Paugam et Selz (2005) ont décrit ces deux formes de pauvreté identifiées dans le cadre de notre étude : la pauvreté qui se reproduit de génération en génération tel un destin et la pauvreté qui apparaît subitement. La première est perçue comme une évidence pour les individus qu’elle touche ainsi que pour leur « groupe d’appartenance ». La seconde frappe au contraire des individus qui n’ont pas connu la pauvreté et qui se trouvent de ce fait désorientés face à cette nouvelle situation humiliante. Il se trouve que pour les deux groupes de pauvreté, « traditionnelle et nouvelle », cette pauvreté est perçue comme un scandale à vivre.

5.2.2 La perception du pauvre par les non pauvres

Si on est amené à faire un sondage sur les représentations sociales de la pauvreté, on peut penser que les personnes qui répondront à cette question feront le lien avec les personnes qui fréquentent les lieux de distribution alimentaire, des mendiants et sans domicile fixe errant dans les rues, ce qui renvoie à la notion de la pauvreté monétaire ou absolue. Dans notre cas d’étude, les choses se présentent d’une manière différente. Nous nous retrouvons dans un milieu rural codifié où les familles se connaissent entre elles et ont le plus souvent des liens de parenté en plus de ceux de voisinage. Ceci rend le phénomène de mendicité mal perçu et explique son inexistence dans le milieu rural étudié.

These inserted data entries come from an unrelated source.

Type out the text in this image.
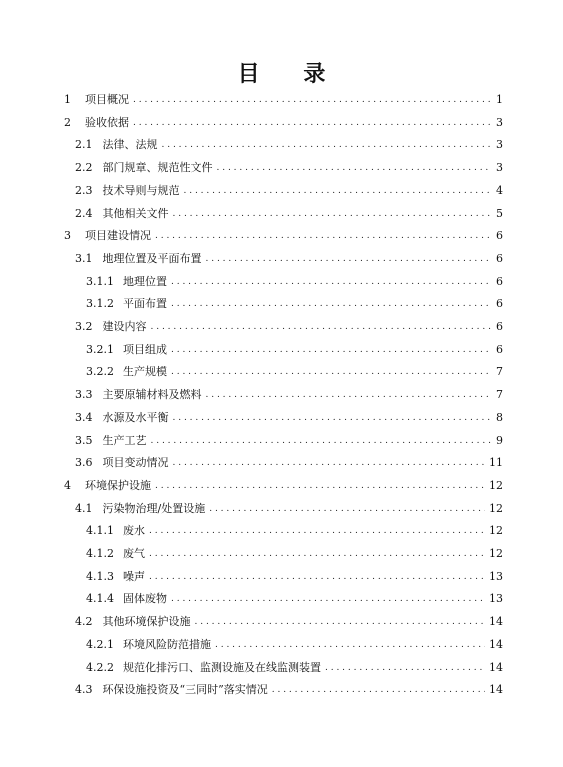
目 录
1 项目概况 . . .	1
2 验收依据 . . .	3
2.1 法律、法规 . . .	3
2.2 部门规章、规范性文件 . . .	3
2.3 技术导则与规范 . . .	4
2.4 其他相关文件 . . .	5
3 项目建设情况 . . .	6
3.1 地理位置及平面布置 . . .	6
3.1.1 地理位置 . . .	6
3.1.2 平面布置 . . .	6
3.2 建设内容 . . .	6
3.2.1 项目组成 . . .	6
3.2.2 生产规模 . . .	7
3.3 主要原辅材料及燃料 . . .	7
3.4 水源及水平衡 . . .	8
3.5 生产工艺 . . .	9
3.6 项目变动情况 . . .	11
4 环境保护设施 . . .	12
4.1 污染物治理/处置设施 . . .	12
4.1.1 废水 . . .	12
4.1.2 废气 . . .	12
4.1.3 噪声 . . .	13
4.1.4 固体废物 . . .	13
4.2 其他环境保护设施 . . .	14
4.2.1 环境风险防范措施 . . .	14
4.2.2 规范化排污口、监测设施及在线监测装置 . . .	14
4.3 环保设施投资及“三同时”落实情况 . . .	14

Comme il a déjà été décrit dans le chapitre 4 : « Les pauvres à Sidi Sémiane et Menaceur, pourquoi le deviennent-ils ? Pourquoi le restent-ils ? Méthodologie et terrain d’étude », nous avons eu recours à une sélection aléatoire des ménages non pauvres enquêtés. Ceux-ci nous ont conduite à des ménages qu’ils considéraient eux-mêmes comme pauvres dans la région de Menaceur (c’est le cas pour le groupe de femmes d’Aifer). Un agriculteur qui nous a conduite chez ces femmes nous a confié : « Il y a des pauvres dans cette région qui ne mangent de la viande, qu’une seule fois par an. » Nous sommes dans un milieu rural où la consommation de la viande est perçue comme un symbole d’aisance.

À Sidi Sémiane, selon les informations recueillies auprès du maire de cette commune, les personnes préfèreraient vivre des aides de l’État et de l’aumône du voisinage plutôt que de travailler. L’explication de cette forme de représentation sociale de la pauvreté liée à la paresse renvoie à une conception morale fondée sur le sens du devoir et de l’éthique du travail. Selon le Président de l’association que nous avons interviewé, ce facteur de la paresse pourrait s’expliquer dans le rapport du pauvre à l’argent. Selon lui, les pauvres n’ont pas toujours la notion de la valeur de l’argent qui leur est donné, du moins dans le cadre de son association : « nous avons donné une somme d’argent à un pauvre pour construire une maison, mais il a préféré acheter une voiture et laisser sa famille dans un habitat précaire », dit-il. Paugam (2008), dans cette vision, émet l’idée que les pauvres ne se prennent pas suffisamment en charge eux-mêmes et, par conséquent, que les pouvoirs publics n’ont pas à les aider davantage. Cette approche renvoie à la notion du courage individuel qui permettrait d’éviter la pauvreté et/ou d’en sortir.